UK’s persistent digital skills gap poses risk to economic recovery

A majority (69%) of UK leaders have said they believe their organisation currently has a digital skills gap, and 70% expect one to develop over the next year.

According to a new report from Microsoft UK, the impact of COVID-19 and the acceleration of digital in 2020 has thrown the UK’s digital skills gap into focus as organisations look to respond, recover and reimagine operations.

Of those surveyed, 32% of C-level executives said that upskilling employees is a top priority in the next six months. A further 80% of leaders said they believe investment in digital skills will be important to the country’s economic recovery.

Employees also reportedly feel as though overcoming the digital skills gap is important for the future.

Fifty-nine per cent of those surveyed said developing their digital skills will be important to their employability after COVID-19, and 70% said they feel that access to digital skills is vital for economic and social inclusion.

The main barriers to helping remedy the skills gap identified by leaders were cost (37%) and lack of skills strategy (28%).

Speaking to HR magazine, Simon Lambert, chief learning officer at Microsoft UK said: “Awareness is the first step to action. There is a sense of urgency to act now but what’s preventing them is, understandably, cost, the second obstacle is the lack of a skills investment strategy and the third is not knowing what skills initiatives to focus on.

“It’s a new era of investment, collaboration, commitment from both employees and employers and the government alike.
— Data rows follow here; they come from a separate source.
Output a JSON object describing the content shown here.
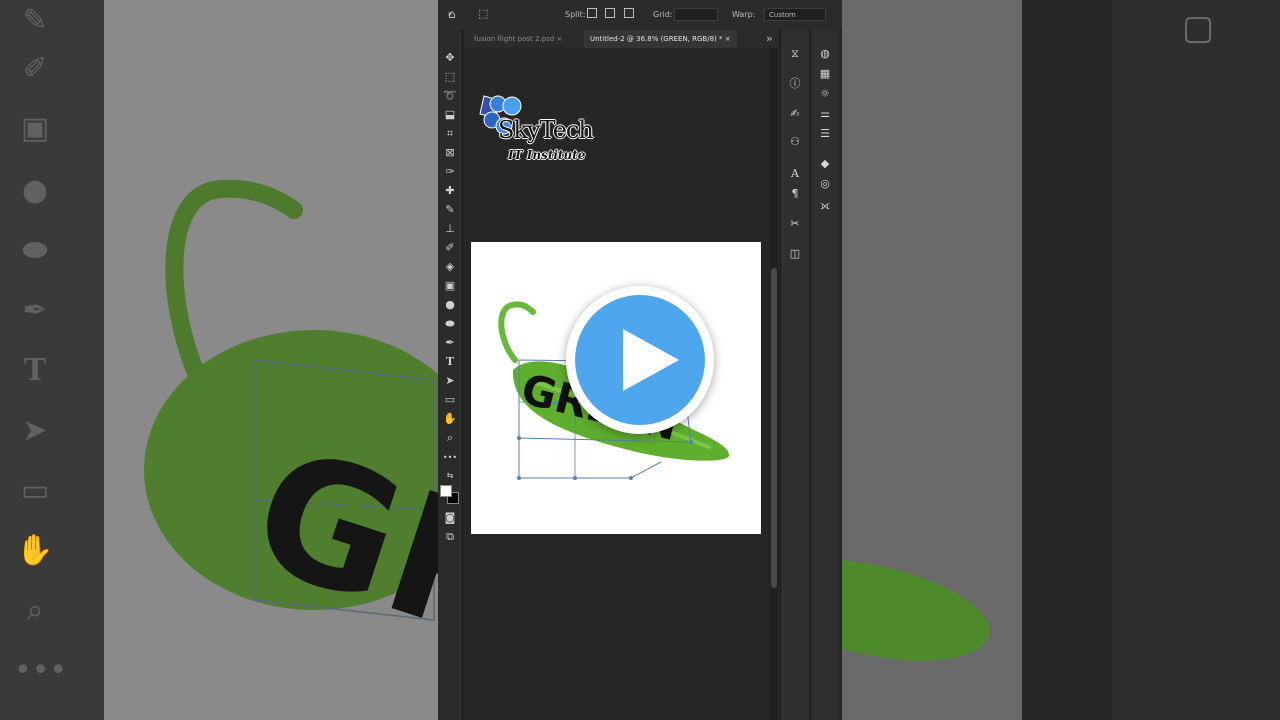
{
  "options_bar": {
    "split_label": "Split:",
    "grid_label": "Grid:",
    "grid_value": "",
    "warp_label": "Warp:",
    "warp_value": "Custom"
  },
  "tabs": [
    {
      "label": "fusion flight  post 2.psd",
      "close": "×"
    },
    {
      "label": "Untitled-2 @ 36.8% (GREEN, RGB/8) *",
      "close": "×"
    }
  ],
  "tab_overflow": "»",
  "logo": {
    "word": "SkyTech",
    "sub": "IT Institute"
  },
  "canvas_text": {
    "pepper_word": "GREEN"
  },
  "background_text": {
    "left_word": "GRE"
  },
  "colors": {
    "play_blue": "#4ea7ee",
    "pepper_green": "#5fae2e"
  },
  "icons": {
    "toolbar": [
      "move-icon",
      "marquee-icon",
      "lasso-icon",
      "object-select-icon",
      "crop-icon",
      "frame-icon",
      "eyedropper-icon",
      "healing-icon",
      "brush-icon",
      "stamp-icon",
      "history-brush-icon",
      "eraser-icon",
      "gradient-icon",
      "blur-icon",
      "dodge-icon",
      "pen-icon",
      "type-icon",
      "path-select-icon",
      "rectangle-icon",
      "hand-icon",
      "zoom-icon",
      "more-icon"
    ],
    "panels": [
      "history-icon",
      "info-icon",
      "brush-settings-icon",
      "clone-source-icon",
      "character-icon",
      "paragraph-icon",
      "tools-icon",
      "adjust-icon"
    ]
  }
}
Especially as we continue to respond, recover and move on post-COVID.”

Quoted in the report, CIPD CEO Peter Cheese, said: “We underinvest in our people in the workplace and now need to strengthen alignment between education, employment and lifelong learning.”

More than two in five UK leaders (44%) reported that they fear the current lack of digital skills within their organisation will have a negative impact on their success in the next year.

A further 63% of employees said they do not think they have the appropriate digital skills to fulfil new and emerging roles in their industry.

Lambert added: “Equipping all employees with strong digital skills is not just a commercial imperative but a societal one. A way to overcome barriers of inequality and regional imbalance while also fostering greater diversity, inclusion and economic growth.”

The Unlocking the UK’s potential with digital skills report was conducted in partnership with YouGov and academics led by Chris Brauer, Goldsmiths, University of London.